RBA keeps cash rate at record low
Despite the continued rapid rise in house prices, the Reserve Bank of Australia has announced today that the cash rate will stay at the record low of 0.10% for the eleventh month in a row.
It also said that it’ll hold its quantitative easing program of purchasing $4 billion a week of government debt steady.
But that makes it only more likely that the RBA will be keen to see action from another direction to help cool the heat in the real estate market.
They may want to see a little bit of spice added to the stew with some macro-prudential measures to tighten lending standards. The Commonwealth Bank has already done a little of that off their own bat because, from the banks’ perspective, they don’t want to lend money to people who can’t repay them.
They don’t want to cut back on their business, but with prices rising so high, they don’t want to run the risk of losing money down the track if people can’t afford to service their mortgages.
Many economists now expect the Australian Prudential Regulation Authority (APRA) to introduce measures later this year to restrict riskier borrowing with such a runaway market, fuelled by continuing high levels of FOMO among buyers. That could mean putting a cap on mortgage lending of no more than six times an applicant’s annual income, or pegging lending limits lower when compared to the value of the property.

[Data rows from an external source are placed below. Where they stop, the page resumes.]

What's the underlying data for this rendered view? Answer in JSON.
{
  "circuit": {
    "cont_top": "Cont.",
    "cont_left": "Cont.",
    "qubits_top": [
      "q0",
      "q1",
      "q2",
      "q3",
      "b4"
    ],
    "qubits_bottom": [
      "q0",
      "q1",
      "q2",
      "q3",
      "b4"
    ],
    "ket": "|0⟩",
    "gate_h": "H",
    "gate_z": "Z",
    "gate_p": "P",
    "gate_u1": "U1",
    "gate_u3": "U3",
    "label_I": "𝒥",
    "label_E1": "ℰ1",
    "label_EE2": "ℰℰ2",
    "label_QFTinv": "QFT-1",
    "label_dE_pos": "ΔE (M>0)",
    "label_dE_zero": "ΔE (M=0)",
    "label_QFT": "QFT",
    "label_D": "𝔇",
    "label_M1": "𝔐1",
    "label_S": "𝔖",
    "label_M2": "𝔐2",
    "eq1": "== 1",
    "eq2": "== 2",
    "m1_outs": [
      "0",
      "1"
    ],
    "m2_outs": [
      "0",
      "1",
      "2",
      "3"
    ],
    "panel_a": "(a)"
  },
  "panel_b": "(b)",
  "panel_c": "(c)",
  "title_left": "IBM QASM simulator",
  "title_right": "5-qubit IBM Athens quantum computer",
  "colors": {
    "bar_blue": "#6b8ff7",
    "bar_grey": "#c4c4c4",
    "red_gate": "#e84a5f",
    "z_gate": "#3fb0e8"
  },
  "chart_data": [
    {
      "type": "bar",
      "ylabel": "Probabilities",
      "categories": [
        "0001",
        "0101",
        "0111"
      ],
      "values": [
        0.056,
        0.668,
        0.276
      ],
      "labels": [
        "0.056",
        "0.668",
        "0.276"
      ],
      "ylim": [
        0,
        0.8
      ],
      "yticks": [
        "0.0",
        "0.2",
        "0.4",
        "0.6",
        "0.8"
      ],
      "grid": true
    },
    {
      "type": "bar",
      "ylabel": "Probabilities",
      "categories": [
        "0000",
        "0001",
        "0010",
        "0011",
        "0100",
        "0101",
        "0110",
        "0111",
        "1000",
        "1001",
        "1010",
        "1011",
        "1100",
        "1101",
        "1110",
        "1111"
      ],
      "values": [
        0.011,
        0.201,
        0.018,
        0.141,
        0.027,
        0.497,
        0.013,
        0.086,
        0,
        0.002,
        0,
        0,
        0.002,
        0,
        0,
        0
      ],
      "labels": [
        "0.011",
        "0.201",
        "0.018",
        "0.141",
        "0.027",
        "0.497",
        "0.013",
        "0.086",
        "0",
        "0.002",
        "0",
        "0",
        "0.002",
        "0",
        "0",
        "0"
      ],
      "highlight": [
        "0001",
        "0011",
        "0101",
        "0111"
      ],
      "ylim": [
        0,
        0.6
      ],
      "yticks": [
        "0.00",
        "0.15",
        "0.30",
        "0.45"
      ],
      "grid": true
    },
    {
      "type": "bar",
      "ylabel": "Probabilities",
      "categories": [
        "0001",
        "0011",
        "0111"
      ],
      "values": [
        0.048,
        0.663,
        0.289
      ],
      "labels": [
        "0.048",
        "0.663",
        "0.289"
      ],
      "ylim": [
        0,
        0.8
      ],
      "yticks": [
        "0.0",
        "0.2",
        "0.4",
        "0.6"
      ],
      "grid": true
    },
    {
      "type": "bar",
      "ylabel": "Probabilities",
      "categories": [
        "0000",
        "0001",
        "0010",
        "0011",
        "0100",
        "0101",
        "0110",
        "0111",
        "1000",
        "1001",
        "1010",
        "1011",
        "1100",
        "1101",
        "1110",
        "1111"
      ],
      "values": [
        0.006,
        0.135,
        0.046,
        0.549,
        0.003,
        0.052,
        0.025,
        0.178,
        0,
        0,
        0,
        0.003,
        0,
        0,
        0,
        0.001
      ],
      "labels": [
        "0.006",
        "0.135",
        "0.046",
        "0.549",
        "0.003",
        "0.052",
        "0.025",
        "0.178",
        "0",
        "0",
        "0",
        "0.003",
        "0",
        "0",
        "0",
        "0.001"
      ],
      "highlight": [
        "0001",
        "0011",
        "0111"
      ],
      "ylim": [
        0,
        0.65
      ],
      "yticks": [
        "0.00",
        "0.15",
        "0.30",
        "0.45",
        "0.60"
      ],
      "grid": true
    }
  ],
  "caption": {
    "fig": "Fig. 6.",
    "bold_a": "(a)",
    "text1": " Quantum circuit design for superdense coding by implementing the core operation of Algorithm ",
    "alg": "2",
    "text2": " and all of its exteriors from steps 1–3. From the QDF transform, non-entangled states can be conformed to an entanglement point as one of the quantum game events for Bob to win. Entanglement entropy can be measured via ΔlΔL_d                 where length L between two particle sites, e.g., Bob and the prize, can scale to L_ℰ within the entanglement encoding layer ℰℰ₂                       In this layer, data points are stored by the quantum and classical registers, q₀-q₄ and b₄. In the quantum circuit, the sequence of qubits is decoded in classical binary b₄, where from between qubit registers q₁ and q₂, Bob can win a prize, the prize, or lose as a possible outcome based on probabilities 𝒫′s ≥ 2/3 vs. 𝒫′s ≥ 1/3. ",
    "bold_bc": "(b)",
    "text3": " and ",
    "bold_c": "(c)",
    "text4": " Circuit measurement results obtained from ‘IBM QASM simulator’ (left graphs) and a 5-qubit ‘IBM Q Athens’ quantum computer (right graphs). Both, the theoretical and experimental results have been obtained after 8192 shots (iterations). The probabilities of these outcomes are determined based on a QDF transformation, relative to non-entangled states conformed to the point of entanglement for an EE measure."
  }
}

The RBA would prefer those kinds of measures to any movement at the moment in the interest rate. When the lockdowns are over and things return to normal, we’re likely to be in a pretty good market, and they don’t want to either tighten, or relax, conditions too early.
So, they’d like to see maybe a change to loan-to-income ratios, or loan-to-valuation ratios. They’d like to see the market cool off – and without an interest rate hike. It’s like gentle persuasion rather than using a sledgehammer.
Nationally, monthly house price growth is at 1.5% on the latest CoreLogic figures, down from its peak in March of 2.8%, but still unnaturally high. That rate of growth might continue to fall and eventually peter out, however, as the supply of new listings on the market increases, and the volume of new dwellings built grows.
Yet there’s also the risk that there’ll again be pressure on prices once international borders open and overseas and expat purchasers return to Australia.
The RBA is thinking of macro-prudential measures that APRA may, or may not, agree to take in consultation with the RBA.
They do have concerns about the strength of the housing market. Increasingly, the RBA is moving from hovering on the sidelines of the market’s recovery from COVID-19 to worrying that things are getting a bit hot. They saw a house price revival as a way of getting the economy moving again through the wealth effects, but they’ll be getting worried now about its strength.
As this housing boom has been led by owner-occupiers rather than investors, it might be seen as unfair to lift interest rates too early to crunch down on buying, especially with so many promises that the rate wouldn’t change before 2024.
While the International Monetary Fund also last month recommended a review of the RBA’s performance in light of changing world circumstances, our housing market is quite different to those of other countries.
But the IMF doesn’t take into account Australia’s passion for property, which is unrivalled in the world. So, yes, prices have dramatically increased, particularly in Sydney and Melbourne despite the lockdowns, but everyone’s factored in that interest rates will be low for the next two or three years.
If there’s any change, it should come through APRA but Australians have saved a lot of money in the past 18 months by not travelling and have used that to pay down debt, and arrears and defaults are low. So, there’s no evidence that the strength of the market is causing financial duress.